Chez les Européens, on est nettement moins optimiste, estimant que le fossé à combler entre le Nord et le Sud demeure considérable. Un diplomate de l’UE relève néanmoins: «S’ils étaient au départ opposés à un traité, les Etats-Unis s’y sont finalement ralliés et n’ont été à l’origine d’aucun blocage. Ce qui leur importait le plus toutefois, c’était le renforcement du Règlement sanitaire international», un document clé pour l’OMS pour piloter la gestion d’une urgence sanitaire de portée internationale.
Les divergences entre pays du Nord et du Sud touchent notamment au Système d’accès aux pathogènes et de partage des bénéfices (PABS) qui permettrait un échange rapide d’échantillons d’agents pathogènes et de données de séquences génétiques et accélérerait la fabrication de vaccins et de médicaments. Mais aussi aux transferts de technologie et à leur financement.
La question cruciale qui se pose au Palais des Nations à Genève est celle de la prolongation du temps de négociation. L’AMS va-t-elle accepter que l’Organe intergouvernemental de négociation discute du projet non abouti pendant un mois, deux mois, six mois ou deux ans supplémentaires? Le secrétaire à la Santé met en garde: «Le temps est un bien précieux. Mais il n’est pas toujours notre ami…» A l’image de l’Union européenne et de la Suisse, Washington ne souhaite pas prolonger les négociations jusqu’à la fin de l’année et suivre ainsi la proposition émise par les pays africains.
A Genève, les Etats-Unis sont venus avec une forte délégation dirigée par le secrétaire à la Santé. «Nous étions impliqués dès le début du processus de négociation.

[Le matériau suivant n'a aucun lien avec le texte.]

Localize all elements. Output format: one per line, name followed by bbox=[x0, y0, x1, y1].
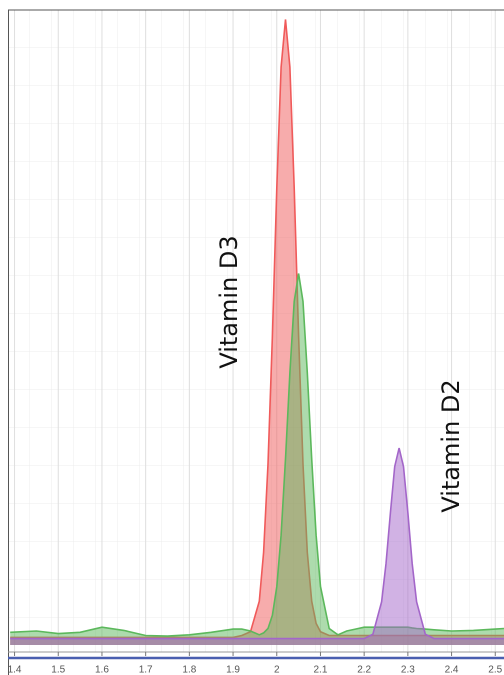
traces bbox=[10, 19, 504, 645]
x-tick-label: 1.9 bbox=[226, 665, 240, 675]
trace-line bbox=[10, 447, 504, 640]
x-tick-label: 2 bbox=[274, 665, 280, 675]
x-ticks: 1.4 1.5 1.6 1.7 1.8 1.9 2 2.1 2.2 2.3 2.4 2.5 bbox=[8, 652, 503, 675]
annotation: Vitamin D2 bbox=[437, 379, 465, 512]
annotation: Vitamin D3 bbox=[215, 235, 243, 368]
x-tick-label: 2.3 bbox=[401, 665, 415, 675]
x-tick-label: 1.4 bbox=[8, 665, 22, 675]
minor-grid bbox=[8, 10, 504, 652]
x-tick-label: 1.6 bbox=[95, 665, 109, 675]
x-tick-label: 1.8 bbox=[182, 665, 196, 675]
peak-fill bbox=[10, 448, 504, 645]
x-tick-label: 2.4 bbox=[445, 665, 459, 675]
x-tick-label: 1.5 bbox=[51, 665, 65, 675]
x-tick-label: 1.7 bbox=[139, 665, 153, 675]
x-tick-label: 2.5 bbox=[488, 665, 502, 675]
x-tick-label: 2.2 bbox=[357, 665, 371, 675]
x-tick-label: 2.1 bbox=[314, 665, 328, 675]
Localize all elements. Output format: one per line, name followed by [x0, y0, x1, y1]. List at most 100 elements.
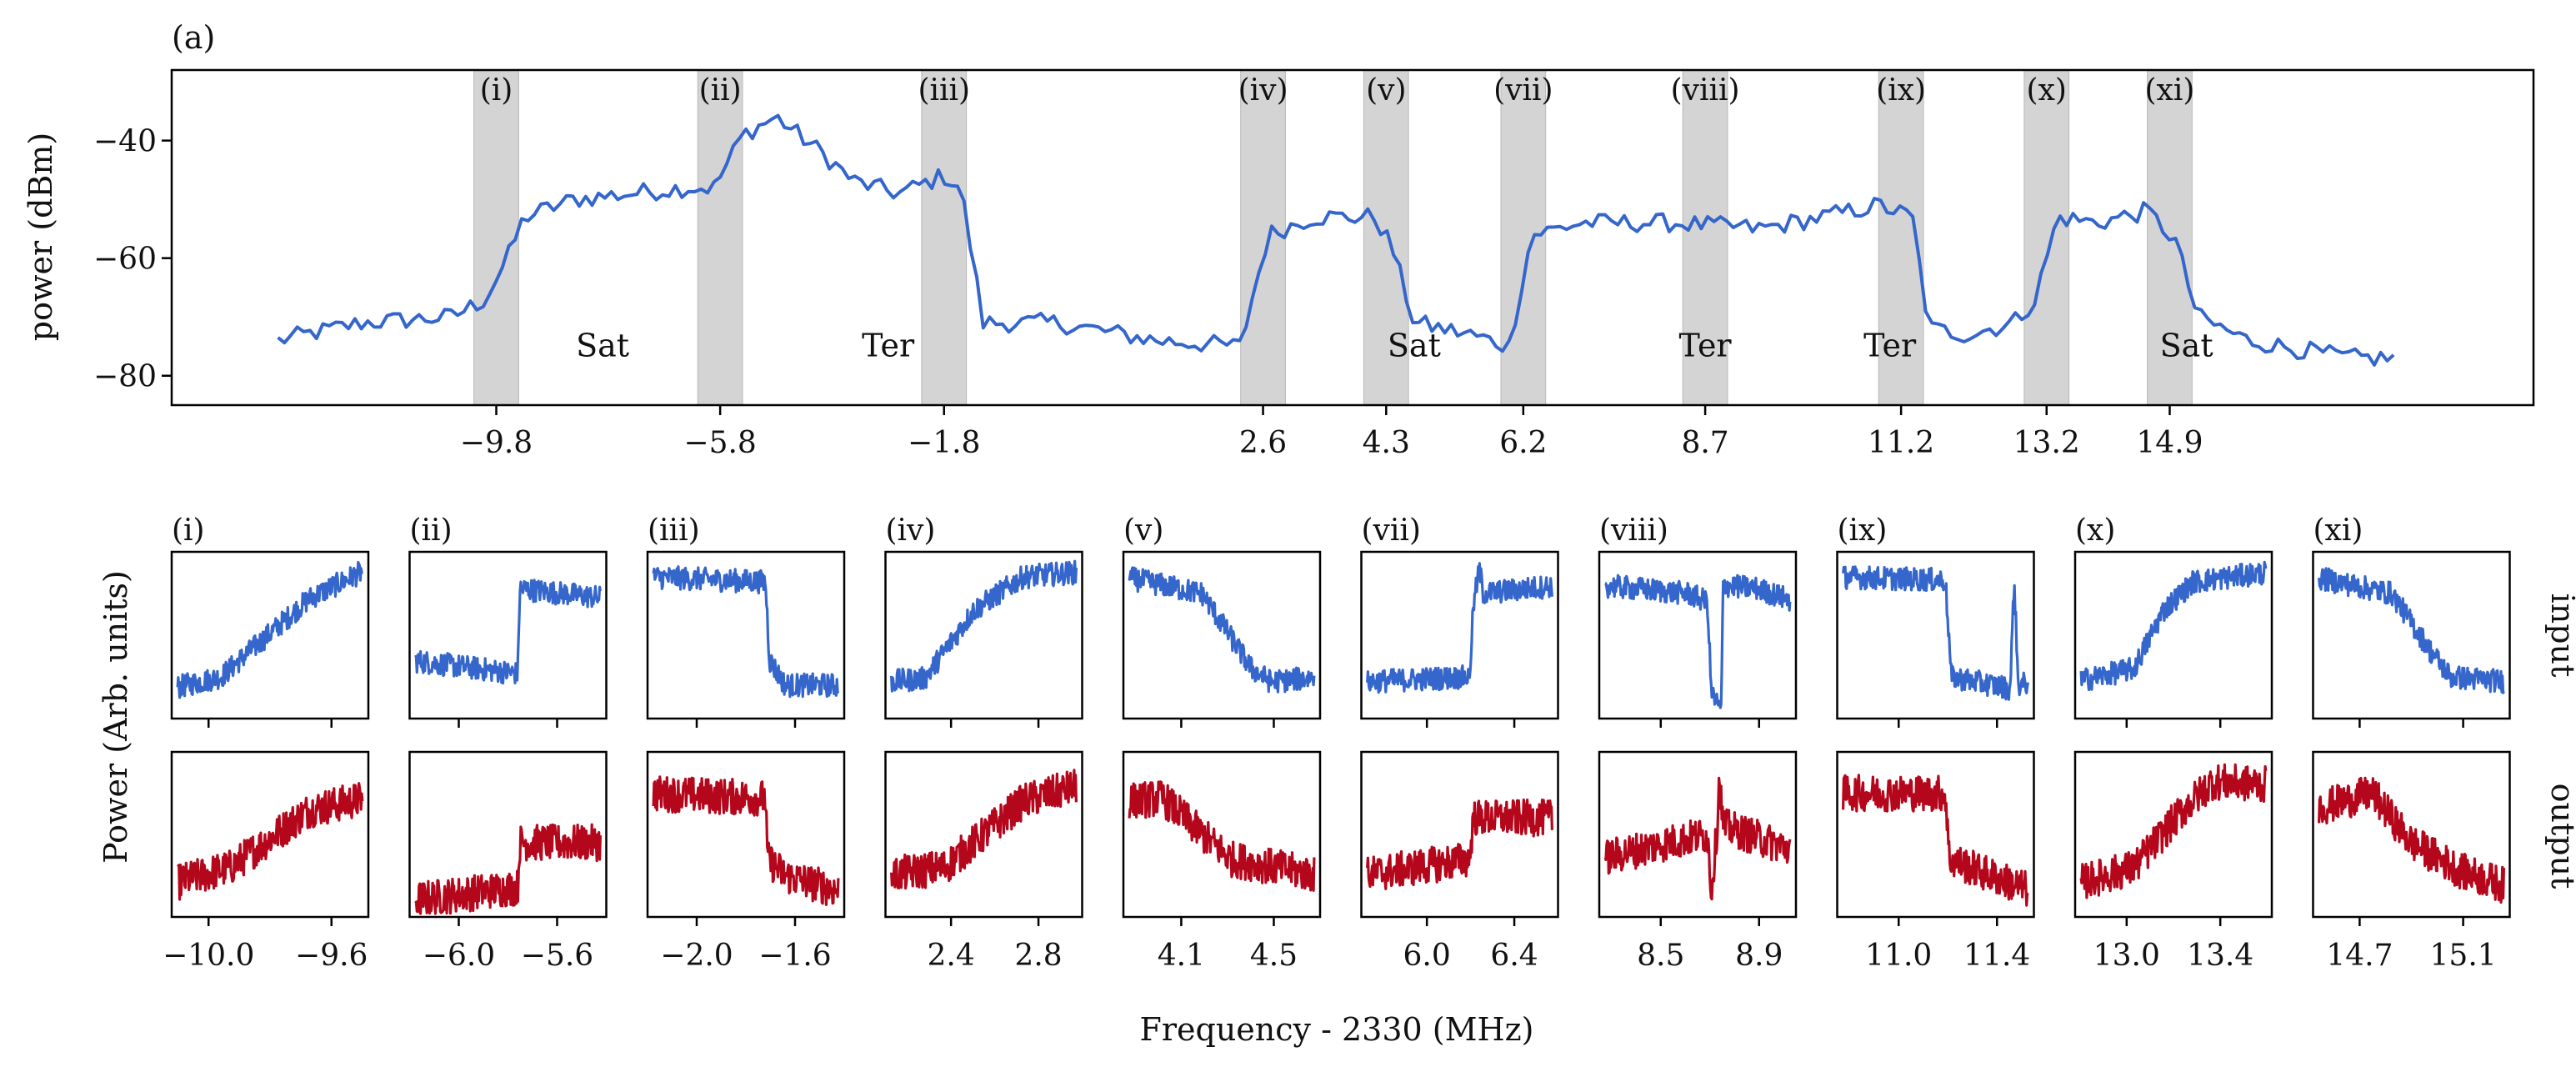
output-trace — [1128, 780, 1316, 892]
power-line — [277, 113, 2395, 367]
band-label: (xi) — [2145, 73, 2195, 108]
x-tick-label: 13.4 — [2187, 939, 2253, 973]
x-tick-label: 11.2 — [1868, 426, 1934, 460]
band-label: (iii) — [918, 73, 970, 108]
region-label: Ter — [1679, 327, 1733, 363]
output-frame — [884, 750, 1083, 919]
x-axis-label: Frequency - 2330 (MHz) — [1139, 1011, 1533, 1048]
row-label-output: output — [2544, 784, 2576, 889]
panel-label: (xi) — [2313, 513, 2363, 548]
x-tick-label: 4.1 — [1158, 939, 1205, 973]
band-label: (x) — [2027, 73, 2067, 108]
band-label: (v) — [1366, 73, 1406, 108]
x-tick-label: 13.2 — [2013, 426, 2080, 460]
x-tick-label: 6.4 — [1490, 939, 1538, 973]
input-frame — [408, 550, 608, 720]
input-trace — [890, 559, 1078, 693]
x-tick-label: −1.6 — [758, 939, 831, 973]
band-5 — [1500, 69, 1547, 406]
input-trace — [1128, 566, 1316, 694]
x-tick-label: −5.8 — [683, 426, 756, 460]
x-tick-label: 6.2 — [1499, 426, 1547, 460]
row-label-input: input — [2544, 594, 2576, 678]
output-frame — [1122, 750, 1322, 919]
input-trace — [652, 565, 840, 699]
small-y-axis-label: Power (Arb. units) — [98, 570, 134, 864]
output-frame — [408, 750, 608, 919]
panel-label: (ix) — [1838, 513, 1888, 548]
input-trace — [1604, 574, 1792, 709]
band-8 — [2023, 69, 2070, 406]
panel-label: (iii) — [648, 513, 700, 548]
input-trace — [2079, 560, 2268, 692]
top-chart: (i) (ii) (iii) (iv) (v) (vii) (viii) (ix) (x) (xi… — [93, 68, 2535, 460]
x-tick-label: 14.9 — [2136, 426, 2203, 460]
output-trace — [414, 823, 602, 915]
output-frame — [1836, 750, 2035, 919]
x-tick-label: −1.8 — [908, 426, 980, 460]
x-tick-label: −10.0 — [163, 939, 254, 973]
x-tick-label: −9.6 — [295, 939, 368, 973]
output-trace — [176, 782, 364, 901]
input-frame — [1836, 550, 2035, 720]
output-frame — [170, 750, 370, 919]
output-frame — [646, 750, 846, 919]
band-label: (i) — [480, 73, 513, 108]
panel-label: (vii) — [1362, 513, 1421, 548]
x-tick-label: 11.4 — [1963, 939, 2030, 973]
band-2 — [921, 69, 968, 406]
output-trace — [890, 769, 1078, 890]
x-tick-label: 2.6 — [1239, 426, 1287, 460]
x-tick-label: 13.0 — [2093, 939, 2160, 973]
x-tick-label: 14.7 — [2326, 939, 2393, 973]
band-1 — [697, 69, 743, 406]
panel-label: (v) — [1123, 513, 1163, 548]
panel-label: (x) — [2075, 513, 2115, 548]
output-trace — [652, 775, 840, 906]
x-tick-label: 8.9 — [1735, 939, 1783, 973]
x-tick-label: −9.8 — [460, 426, 533, 460]
input-frame — [2073, 550, 2273, 720]
output-trace — [2318, 776, 2505, 904]
output-trace — [2079, 763, 2268, 899]
x-tick-label: 15.1 — [2430, 939, 2497, 973]
x-tick-label: −6.0 — [423, 939, 495, 973]
x-tick-label: 11.0 — [1865, 939, 1932, 973]
input-trace — [414, 579, 602, 685]
x-tick-label: 6.0 — [1403, 939, 1451, 973]
x-tick-label: −2.0 — [660, 939, 733, 973]
band-9 — [2147, 69, 2193, 406]
input-trace — [1366, 562, 1553, 694]
band-label: (ix) — [1876, 73, 1926, 108]
small-charts: (i) −10.0 −9.6 (ii) −6.0 −5.6 (iii) −2.0 −1.6 (iv… — [163, 513, 2511, 973]
band-label: (vii) — [1493, 73, 1553, 108]
top-frame — [170, 68, 2535, 407]
band-6 — [1682, 69, 1728, 406]
output-frame — [2312, 750, 2511, 919]
band-0 — [473, 69, 519, 406]
panel-label: (ii) — [410, 513, 453, 548]
input-trace — [2318, 567, 2505, 694]
x-tick-label: −5.6 — [521, 939, 593, 973]
output-trace — [1842, 774, 2029, 907]
panel-label: (iv) — [886, 513, 936, 548]
y-tick-label: −60 — [93, 243, 157, 277]
input-trace — [1842, 565, 2029, 701]
region-label: Sat — [2160, 327, 2213, 363]
output-trace — [1603, 776, 1792, 901]
x-tick-label: 4.5 — [1250, 939, 1298, 973]
panel-label: (i) — [172, 513, 205, 548]
band-label: (ii) — [699, 73, 742, 108]
input-frame — [1360, 550, 1559, 720]
input-frame — [2312, 550, 2511, 720]
region-label: Sat — [576, 327, 629, 363]
band-3 — [1240, 69, 1286, 406]
x-tick-label: 8.7 — [1681, 426, 1728, 460]
top-panel-label: (a) — [172, 19, 215, 56]
input-frame — [884, 550, 1083, 720]
region-label: Ter — [862, 327, 915, 363]
input-frame — [1122, 550, 1322, 720]
band-label: (iv) — [1238, 73, 1288, 108]
x-tick-label: 4.3 — [1363, 426, 1410, 460]
input-frame — [1598, 550, 1798, 720]
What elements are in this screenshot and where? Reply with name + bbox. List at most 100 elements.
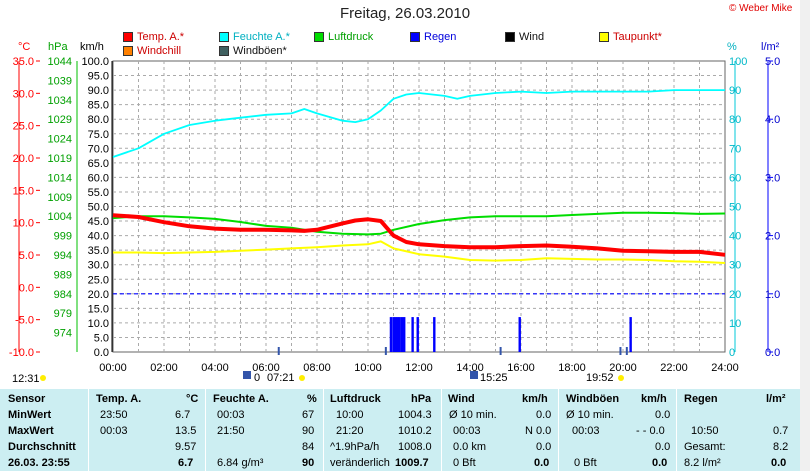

Nous avons montré de la bonne foi, avons offert des solutions claires», clame Xavier Becerra. Mais Washington a ses lignes rouges. La levée exceptionnelle des brevets pour la production de vaccins ou de médicaments, telle que souhaitée par des Etats du Sud dont l’Inde et l’Afrique du Sud, est jugée inacceptable.
Liens avec l’économie
«Il y a un consensus clair pour refuser le statu quo» XAVIER BECERRA, SECRÉTAIRE AMÉRICAIN À LA SANTÉ
Si les 194 Etats membres de l’OMS arrivent à conclure un traité ou accord pandémique, quelle sera l’attitude des Etats-Unis? Professeur émérite de l’Université de Georgetown à Washington et spécialiste de la santé globale, Lawrence Gostin relève un problème propre au dysfonctionnement du Congrès, qui est quasiment incapable de ratifier un traité quel qu’il soit: «Il y a très peu de chances que le Congrès ratifie un traité, y compris celui sur la pandémie. Et il y a un tourbillon de désinformation à propos du traité. Je pense que Biden pourrait le signer mais que le Sénat ne le ratifierait pas. Ce serait au moins une manière pour les Etats-Unis de s’impliquer étroitement dans le traité.»
Aux Etats-Unis, la crise sanitaire du Covid-19 a eu des effets dévastateurs, tuant plus de 1,2 million d’Américains. Xavier Becerra, qui a pris ses fonctions au coeur de la pandémie, en mars 2021, en a conscience: «Nous avons besoin d’un système de santé qui marche afin que l’économie fonctionne et que les gens puissent aller travailler.» Le ministre n’a pas mentionné par hasard la présence de la grippe aviaire aux Etats-Unis qui touche notamment les vaches et qui a infecté au moins deux êtres humains, montrant qu’une future pandémie dans un horizon relativement proche ne peut être exclue. Washington considère un accord pandémique comme un pas en avant dans la mise en place d’une préparation et d’une riposte plus efficaces à la propagation d’un virus dangereux.